I work in Ag and try to spend as much time in the fields as I can justify. Probably not entry level work but at least being out there with the crews and supervisors.
I’m in renewables and I go out on installs and listen in on sales calls.
Counsel Responses:
Ask lots and lots of questions. “Sorry, I know this might be a dumb question, but….”
Gain experience doing the job? Why do you think McDonald’s lawyers work store shifts? The first thing I did when I started construction law was take some entry level construction shifts. Then I started working out of office trailers to learn the management. Then I shadowed finance and learned p&l; top line/bottom line considerations; staffing cost; et. al. You’re not going to find a body in the Starbucks C-suite that can’t make a mocha frappe at any given Starbucks store.
No different than you’d educate a jury on technical matters. You need a subject matter expert.
Assuming there’s some kind of sales component to your business, ask to be included in quarterly sales forecast calls. Made a world of difference for me in my first commercial gig.

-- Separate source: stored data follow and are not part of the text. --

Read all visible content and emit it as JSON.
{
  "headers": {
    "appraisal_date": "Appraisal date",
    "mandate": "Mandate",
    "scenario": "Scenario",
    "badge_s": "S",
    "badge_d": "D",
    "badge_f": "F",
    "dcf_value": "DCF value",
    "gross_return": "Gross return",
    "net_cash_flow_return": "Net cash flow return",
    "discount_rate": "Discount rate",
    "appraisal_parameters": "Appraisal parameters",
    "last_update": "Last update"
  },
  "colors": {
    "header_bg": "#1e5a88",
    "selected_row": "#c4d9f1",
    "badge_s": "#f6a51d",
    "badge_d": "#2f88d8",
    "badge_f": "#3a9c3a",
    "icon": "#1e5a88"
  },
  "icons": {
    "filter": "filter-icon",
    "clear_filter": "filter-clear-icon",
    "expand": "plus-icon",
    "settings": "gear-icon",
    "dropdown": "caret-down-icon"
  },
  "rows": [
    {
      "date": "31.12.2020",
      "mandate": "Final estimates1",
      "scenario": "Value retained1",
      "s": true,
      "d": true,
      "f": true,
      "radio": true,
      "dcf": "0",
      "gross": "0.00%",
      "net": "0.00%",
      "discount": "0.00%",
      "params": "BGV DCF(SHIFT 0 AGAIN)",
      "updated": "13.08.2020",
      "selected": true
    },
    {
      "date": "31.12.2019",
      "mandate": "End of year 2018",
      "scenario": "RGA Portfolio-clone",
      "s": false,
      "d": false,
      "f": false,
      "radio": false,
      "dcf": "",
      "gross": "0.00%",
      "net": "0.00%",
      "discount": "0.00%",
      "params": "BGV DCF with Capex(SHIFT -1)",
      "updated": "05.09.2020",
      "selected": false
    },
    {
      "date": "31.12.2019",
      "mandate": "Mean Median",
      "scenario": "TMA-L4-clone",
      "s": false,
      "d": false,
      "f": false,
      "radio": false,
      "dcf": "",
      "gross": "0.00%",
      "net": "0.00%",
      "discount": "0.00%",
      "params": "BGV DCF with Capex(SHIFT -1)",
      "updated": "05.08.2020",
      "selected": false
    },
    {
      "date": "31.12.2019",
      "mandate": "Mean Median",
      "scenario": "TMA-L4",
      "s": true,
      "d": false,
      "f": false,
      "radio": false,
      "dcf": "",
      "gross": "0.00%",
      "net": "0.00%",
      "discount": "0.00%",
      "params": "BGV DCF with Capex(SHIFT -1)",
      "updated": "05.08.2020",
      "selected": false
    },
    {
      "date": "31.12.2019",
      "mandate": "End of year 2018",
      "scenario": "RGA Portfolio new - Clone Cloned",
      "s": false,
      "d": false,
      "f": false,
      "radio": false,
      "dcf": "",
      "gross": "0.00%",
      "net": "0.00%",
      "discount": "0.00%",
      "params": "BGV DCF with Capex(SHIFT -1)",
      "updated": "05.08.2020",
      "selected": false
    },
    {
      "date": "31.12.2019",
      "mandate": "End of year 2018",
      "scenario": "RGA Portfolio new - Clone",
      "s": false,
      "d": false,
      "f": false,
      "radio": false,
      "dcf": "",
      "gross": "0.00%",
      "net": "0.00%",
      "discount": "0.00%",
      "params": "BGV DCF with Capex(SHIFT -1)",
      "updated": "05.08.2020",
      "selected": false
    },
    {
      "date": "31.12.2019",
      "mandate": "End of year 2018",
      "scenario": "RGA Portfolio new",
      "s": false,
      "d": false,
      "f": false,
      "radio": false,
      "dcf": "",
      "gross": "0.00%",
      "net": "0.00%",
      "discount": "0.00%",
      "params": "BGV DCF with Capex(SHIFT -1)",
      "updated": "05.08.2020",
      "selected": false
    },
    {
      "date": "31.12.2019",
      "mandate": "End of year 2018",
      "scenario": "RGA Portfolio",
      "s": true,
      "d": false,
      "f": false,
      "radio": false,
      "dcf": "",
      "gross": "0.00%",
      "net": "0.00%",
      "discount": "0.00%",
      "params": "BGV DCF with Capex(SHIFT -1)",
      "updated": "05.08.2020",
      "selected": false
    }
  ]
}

Attorney and Associate Responses:
For me, it’s a combination of learning on the job, going to industry conferences, reading all company materials I can get my hands on, and checking out close competitors. I read S-1s and 10-Ks to get a sense of what these companies’ objectives and risk-factors are and tried to figure out how that could be relevant to my company. I had to learn the risk tolerance of different members of my exec team and their preferred communication styles and tailor advice accordingly.
Get 30-60 minute one-on-ones with the head of any group that you will interact with on a regular basis. Then do the same for someone who is in the day-to-day and gets their hands dirty. Ask questions about where they each see legal fitting in and what they do in their day-to-day. This will help build relationships across the board and let you ask the “dumb” questions. It also builds a trust that they can come to you with questions they may think are dumb. I’ve been in-house for three years and still ask the dumb question or ask for someone’s opinion in the business about how to look at certain things. They will appreciate your openness and help you learn while you do the same from the legal perspective. Ultimately they’re your client but you’re also all on the same team trying to make the company successful.
I set a lot of 1:1 and read a lot of company policies.
Industry and investment analyst reports, public filings of my company and its competitors, google alerts on industry topics, befriending individuals in key positions in the organization (the identity of whom will depend on the industry, but marketing is one possibility) and talking to them about your company's products and industry.